As of right now, events are produced, ingested into a database, queried and provided as a REST-API (Backend) for a (React) Frontend. However, this architecture is not event driven as the front end isn't notified or updated if there are new events. I use frequent HTTP-Requests to "simulate" a real time application.
Now at first glance, the Kappa Architecture seems like the perfect fit for my needs, but I'm having trouble finding a technology that lets me write dynamic aggregation queries and serve them to a frontend.
As I understand, Frameworks like Apache Flink (or Spark Structured Streaming) are a great way to write such queries and apply them to the datastream, but they are static and can't be changed.
I'd like to find a way, how to filter, group, and aggregate events from a stream and provide them to a frontend using WebSockets or SSE. As of right now, the aggregates don't need to be persisted as they are strictly for visualization (this will probably change in the future).
I implemented a Kafka Broker into my application and all events are ingested into a topic and ready for consumption.
- Before I implemented Kafka I tried to apply Aggregation Pipelines on my MongoDB Change Feed, which isn't fully supported and therefore doesn't fit my needs.
- I tried using Apache Druid, but it seems as if it only supports a request/response-pattern and can't stream query results for consumption
- I've looked into Apache Flink, but it seems as if you can only define static queries that are then committed to the Flink Cluster.
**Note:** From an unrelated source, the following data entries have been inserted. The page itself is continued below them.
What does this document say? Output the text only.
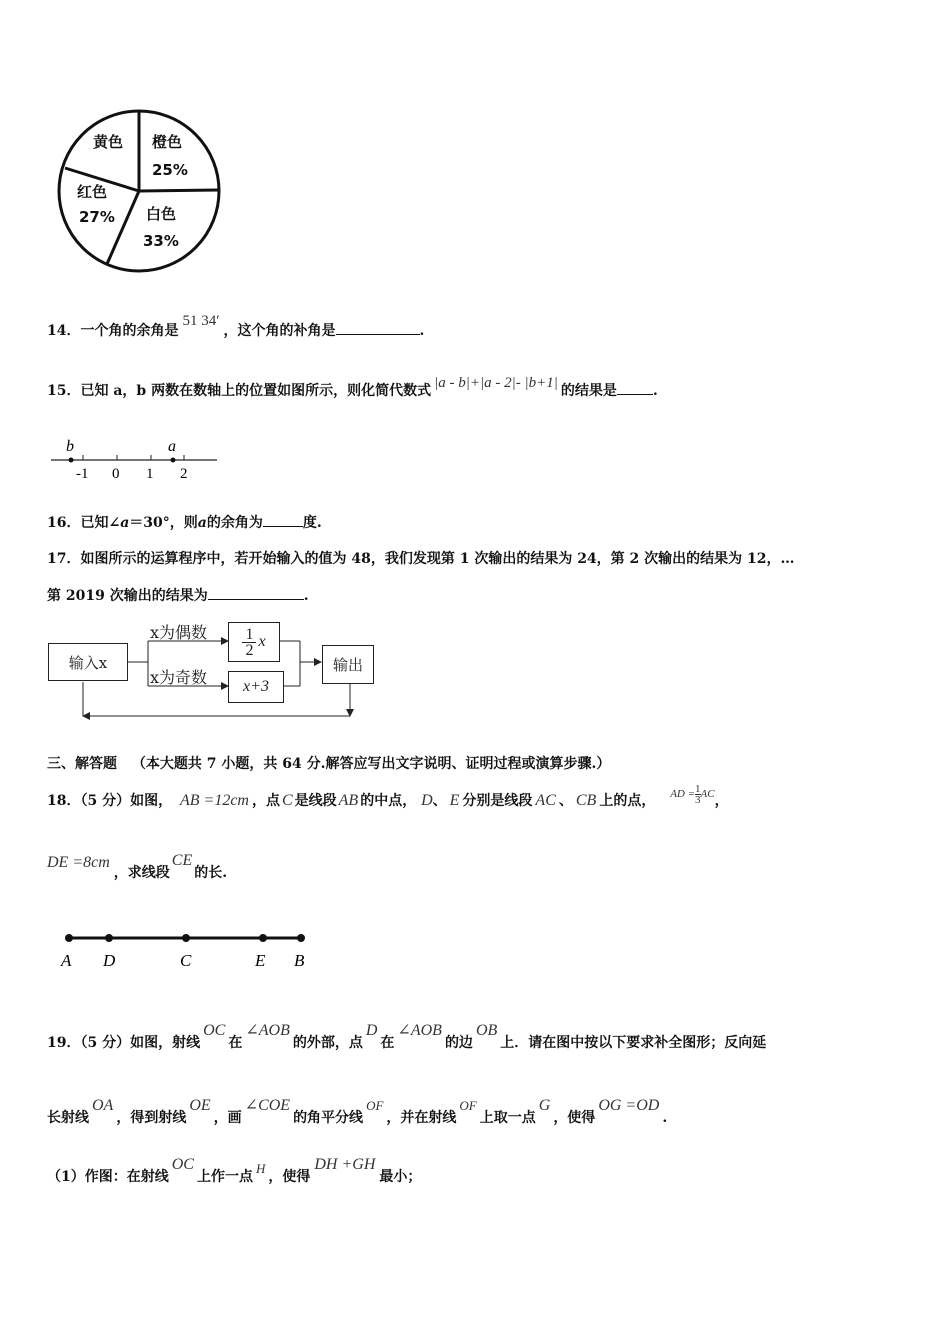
黄色 橙色
25%
红色
27% 白色
33%
14．一个角的余角是51 34′，这个角的补角是	.
15．已知 a，b 两数在数轴上的位置如图所示，则化简代数式 |a - b|+|a - 2|- |b+1| 的结果是	.
b	a
-1 0 1 2
16．已知∠a＝30°，则a的余角为	度.
17．如图所示的运算程序中，若开始输入的值为 48，我们发现第 1 次输出的结果为 24，第 2 次输出的结果为 12，…
第 2019 次输出的结果为	.
输入x
x为偶数
x为奇数
$\frac{1}{2}$ x
x+3
输出
三、解答题 （本大题共 7 小题，共 64 分.解答应写出文字说明、证明过程或演算步骤.）
18．（5 分）如图， AB =12cm ，点 C 是线段 AB 的中点， D、 E 分别是线段 AC 、 CB 上的点， $^{AD = \frac{1}{3} AC}$，
DE =8cm，求线段CE的长.
A D	C	E B
19．（5 分）如图，射线OC在∠AOB的外部，点D在∠AOB的边OB上．请在图中按以下要求补全图形；反向延
长射线OA，得到射线OE，画∠COE的角平分线OF，并在射线OF上取一点G，使得OG =OD.
（1）作图：在射线OC上作一点H，使得DH +GH最小；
It seems as if Interactive/Ad-hoc queries are not possible which is really sad, as it looked very promising otherwise.
- I think I've found a way that could maybe work using Kafka + Kafka Streams, but I'm not really satisfied with it and this is why I'm writing this post.
My problem boils down to 2 questions:
- How can I properly create interactive queries (filter, group (windowing), aggregate) and receive a continuous stream of results?
- How can I serve this result stream to a frontend for visualization and therefore create an truly event-driven API?
I'd like to only rely on open-source/free software (Apache etc.).